Ev işleri ve çocuğun yanı sıra evinin dışında hayatını kazanmak için maddeten çalışmaya mecbur bırakılmıştı. Bu esir hayatı, kadının ruhu ve bünyesi üzerinde gittikçe sürekli ve artan oranda bir etki yapmıştı. Erkek, doğanın kadına vermiş olduğu ağır yükü azaltmak için çaba sarf etmemişti. Bilakis kendi çıkarına ve hesabına olarak bu yükleri artırmıştı.
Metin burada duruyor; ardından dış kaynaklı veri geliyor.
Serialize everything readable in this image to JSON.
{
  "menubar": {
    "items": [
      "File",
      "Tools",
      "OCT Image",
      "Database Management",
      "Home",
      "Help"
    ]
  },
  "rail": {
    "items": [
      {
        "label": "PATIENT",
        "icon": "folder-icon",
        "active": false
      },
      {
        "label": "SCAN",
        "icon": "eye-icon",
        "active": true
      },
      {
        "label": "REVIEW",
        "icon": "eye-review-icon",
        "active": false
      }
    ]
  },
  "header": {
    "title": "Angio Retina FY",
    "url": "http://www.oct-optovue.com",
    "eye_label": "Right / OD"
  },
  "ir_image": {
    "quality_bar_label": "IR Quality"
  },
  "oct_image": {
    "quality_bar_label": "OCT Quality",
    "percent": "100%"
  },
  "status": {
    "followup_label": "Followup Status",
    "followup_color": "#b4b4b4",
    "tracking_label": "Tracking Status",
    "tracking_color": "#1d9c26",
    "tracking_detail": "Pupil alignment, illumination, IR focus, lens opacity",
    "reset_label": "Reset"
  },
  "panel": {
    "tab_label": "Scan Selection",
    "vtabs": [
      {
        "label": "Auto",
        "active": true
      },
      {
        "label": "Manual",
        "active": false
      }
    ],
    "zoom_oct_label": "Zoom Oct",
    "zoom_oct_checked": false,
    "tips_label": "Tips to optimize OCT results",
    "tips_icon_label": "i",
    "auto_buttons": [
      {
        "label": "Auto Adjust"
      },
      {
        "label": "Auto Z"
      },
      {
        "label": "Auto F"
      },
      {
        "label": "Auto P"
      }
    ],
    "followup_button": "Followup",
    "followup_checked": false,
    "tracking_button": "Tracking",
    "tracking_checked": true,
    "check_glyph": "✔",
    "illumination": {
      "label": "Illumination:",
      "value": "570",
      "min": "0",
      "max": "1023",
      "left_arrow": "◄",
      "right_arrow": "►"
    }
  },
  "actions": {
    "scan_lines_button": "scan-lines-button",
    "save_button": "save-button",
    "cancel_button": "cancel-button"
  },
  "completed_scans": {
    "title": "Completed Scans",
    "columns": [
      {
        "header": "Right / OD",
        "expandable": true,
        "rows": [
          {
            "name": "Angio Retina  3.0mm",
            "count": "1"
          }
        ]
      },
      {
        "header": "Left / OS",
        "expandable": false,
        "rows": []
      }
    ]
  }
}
Erkekler iktidarı ellerinde tutarak kadınla erkek arasındaki ilişkileri belirleyen ve sınırlayan birçok kanun çıkarmışlardı. Bu kanunlar sürekli erkeklerin menfaatine ve kadınların aleyhine sonuç vermişti. Kanunları yalnız erkekler tasarladığı için böyle olması gayet doğaldı. Kadın eğer evlenecek olursa bir bedbahtlıktan daha büyük diğer bir bedbahtlığa geçmiş olacaktı. Ve bir sarhoş kocanın bütün hiddeti ve fena muameleleri altında ezilecekti. Rakı kokuları hissedilecek bir evde dayak başlayacak, ekmek bulunmayacaktı. Doğan çocuklar bir diğerini takip edecek, sefalet ve ıstırap artacak ve bunları hastalıklar izleyecekti. Zavallı kadın yalnız ev işleriyle meşgul olmakla kalmayacak, işçi kimliğiyle ya bir fabrikada veya atölyede ya da zengin evlerinde hizmetçilik etmek zorunda kalacaktı. Bundan daha beteri de kadının kaderine yazılıydı. Adaletsizliğin, kadınlığa karşı toplumsal ve insani haksızlığın sonucu fuhuştu.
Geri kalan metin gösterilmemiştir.